Have you ever been in the check out line at the grocery store and seen packaged Mistletoe with white plastic berries? A familiar sight around Christmas, I was always intrigued about this plant but never knew much about it.
A recent trip to the coast of North Carolina opened my eyes to the stomping grounds of this interesting parasitic plant. Driving along the highway in December from the coast of North Carolina to Asheville on a long drive, I had plenty of opportunity to notice the native vegetation and I noticed large green clumps held high up in deciduous trees. Once the leaves drop, you are able to see large birds nests and other debris caught up in the bare branches and these leafy green balls stood out to me. I realized immediately that they must be Mistletoe and soon saw many of the evergreen balls dotted throughout the forest.
Botanically, Mistletoe is especially interesting because it is a partial parasite, a “hemiparasite”. Being a parasitic plant, it grows on the branches or trunk of a tree and actually sends out roots that penetrate into the tree and take up nutrients. But like any other plant, it can produce its own food by photosynthesis. There are two types of Mistletoe. The Mistletoe that is commonly used as a Christmas decoration (Phoradendron flavescens), is native to North America and grows as a parasite on trees in the west in central California, and the east coast. The other type of Mistletoe, Viscum album, is of European origin and very different from the North American, as it is a green shrub with small, yellow flowers and white, sticky berries which are poisonous like the American cousin.
One of the most magical, mysterious, and sacred plants of European folklore, Mistletoe was believed to bestow life and fertility, a protection against poison, as well as an aphrodisiac. Sacred to the ancient Celtic Druids, it was used in symbolic ceremonies. Gathered at both mid-summer and winter solstices, the custom of using Mistletoe to decorate houses at Christmas is a survival of the Druid and other pre-Christian traditions and has become associated with many folklore customs. In the Middle Ages, branches of mistletoe were hung from ceilings to ward off evil spirits and over house and stable doors to prevent the entrance of witches. These customs were brought to the new world with the immigration of Europeans and native Mistletoe, though a different variety, was here in abundance.
Mistletoe is found in a variety of deciduous trees throughout the U.S., in plant hardiness zone 6b through 11. I live in zone 6b in Maryland, so Mistletoe could be found here! And in fact, according to the Washington Post, in nearby Alexandria, Virginia, an 18″ diameter ball of Mistletoe lives in a tree only four-foot high off the ground! Hardy as far north as New Jersey, its preferred habitat is tidewater areas, thus my sightings on the North Carolina coast. Most of the Mistletoe sold on the East Coast during the holidays is collected from North Carolina. Botanists have noticed a march northwards as well as more abundant specimens which they attribute to climate change or global warming.
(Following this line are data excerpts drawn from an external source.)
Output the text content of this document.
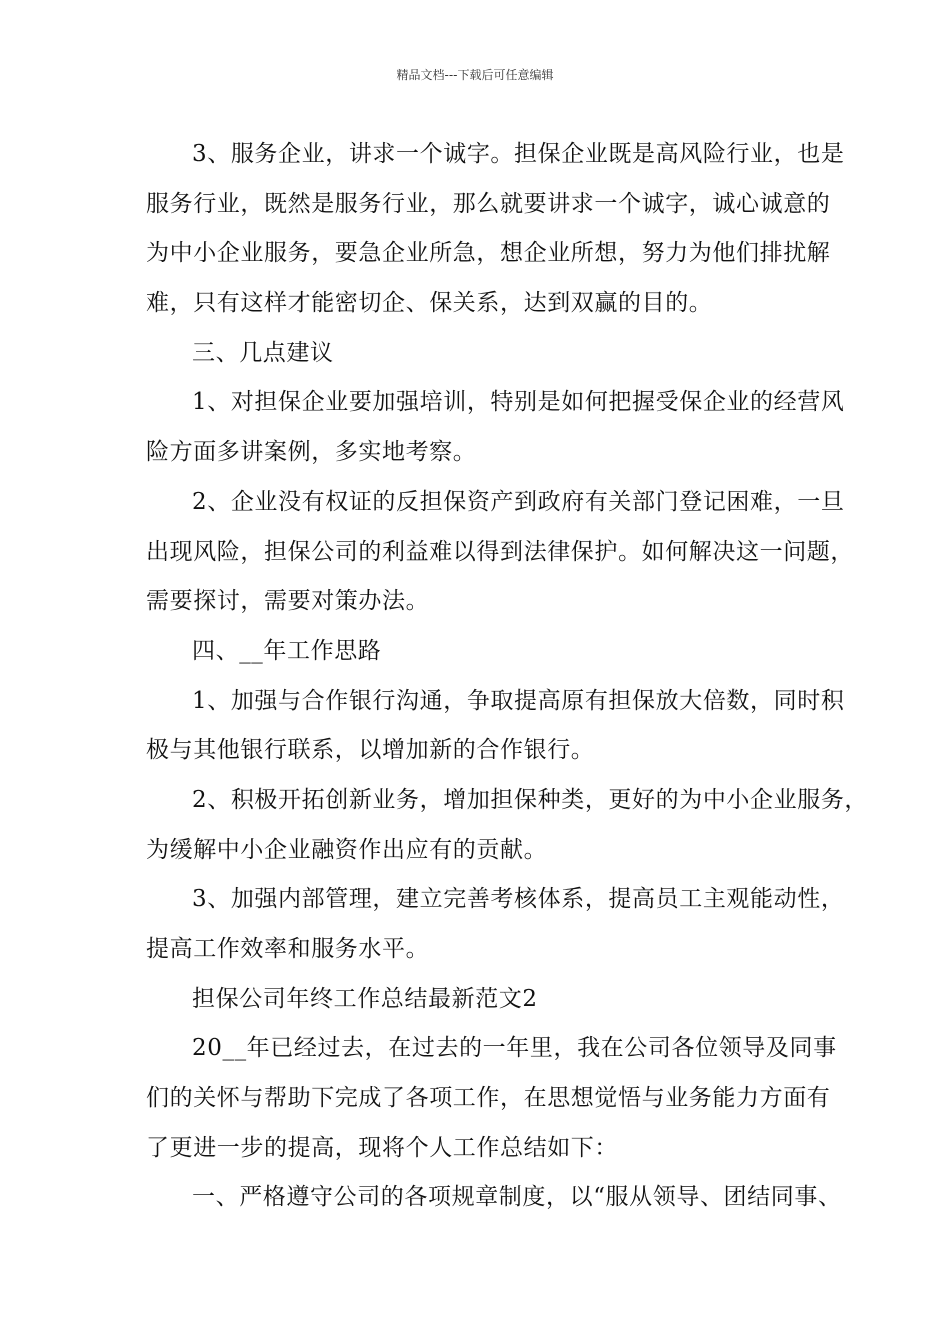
精品文档---下载后可任意编辑
3、服务企业，讲求一个诚字。担保企业既是高风险行业，也是
服务行业，既然是服务行业，那么就要讲求一个诚字，诚心诚意的
为中小企业服务，要急企业所急，想企业所想，努力为他们排扰解
难，只有这样才能密切企、保关系，达到双赢的目的。
三、几点建议
1、对担保企业要加强培训，特别是如何把握受保企业的经营风
险方面多讲案例，多实地考察。
2、企业没有权证的反担保资产到政府有关部门登记困难，一旦
出现风险，担保公司的利益难以得到法律保护。如何解决这一问题，
需要探讨，需要对策办法。
四、__年工作思路
1、加强与合作银行沟通，争取提高原有担保放大倍数，同时积
极与其他银行联系，以增加新的合作银行。
2、积极开拓创新业务，增加担保种类，更好的为中小企业服务，
为缓解中小企业融资作出应有的贡献。
3、加强内部管理，建立完善考核体系，提高员工主观能动性，
提高工作效率和服务水平。
担保公司年终工作总结最新范文2
20__年已经过去，在过去的一年里，我在公司各位领导及同事
们的关怀与帮助下完成了各项工作，在思想觉悟与业务能力方面有
了更进一步的提高，现将个人工作总结如下：
一、严格遵守公司的各项规章制度，以“服从领导、团结同事、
Bright green oval leaves approximately 1 inch long and one-half inch across line waxy bright green stems up to 20 inches long, make Mistletoe an attractive plant. Bright green male or female flowers bloom in fall, followed by white berries in winter. Containing oxalic acid, Mistletoe can be toxic to some animals, including humans. Birds consume the berries, excrete the seeds which fall onto other suitable host trees. Once germinated, root tendrils penetrate the bark and start forming the typical clump of evergreen foliage. These clumps can reach five feet in diameter and weigh up to 50 pounds. Since Mistletoe is a parasite, a large population of Mistletoe plants on a tree will weaken it and hasten its demise.
But the plants are important to wildlife and as well as to humans. Extracts from Mistletoe are used to combat colon cancer that are more effective than chemotherapy. Mistletoe-killed trees provide nesting sites for cavity dwelling mammals and birds. And the living clumps of Mistletoe provide shelter for many birds. Three kinds of U.S. butterflies depend on mistletoe for survival: the great purple hairstreak, the thicket hairstreak and the Johnson’s hairstreak. These butterflies lay eggs on Mistletoe, and their young eat the leaves. The adults of all three species feed on Mistletoe nectar, as do some species of native bees.
The kissing custom may date to at least the 1500s in Europe. It was practiced in the early United States and each time a couple kissed under a Mistletoe sprig, they removed one of the white berries. When the berries were all gone, so was the sprig’s kissing power.
Finding Mistletoe at a local North Carolina farmers market, I snatched several bunches to take home with me for decorations. I asked the farmer who was selling the bunches how he could harvest the clumps high in the tree and he told me that he shoots them down with a shotgun! Thinking he was joking, I talked with others at the market and they confirmed this. Rarely is Mistletoe found at an accessible height and I had no idea shooting was an option.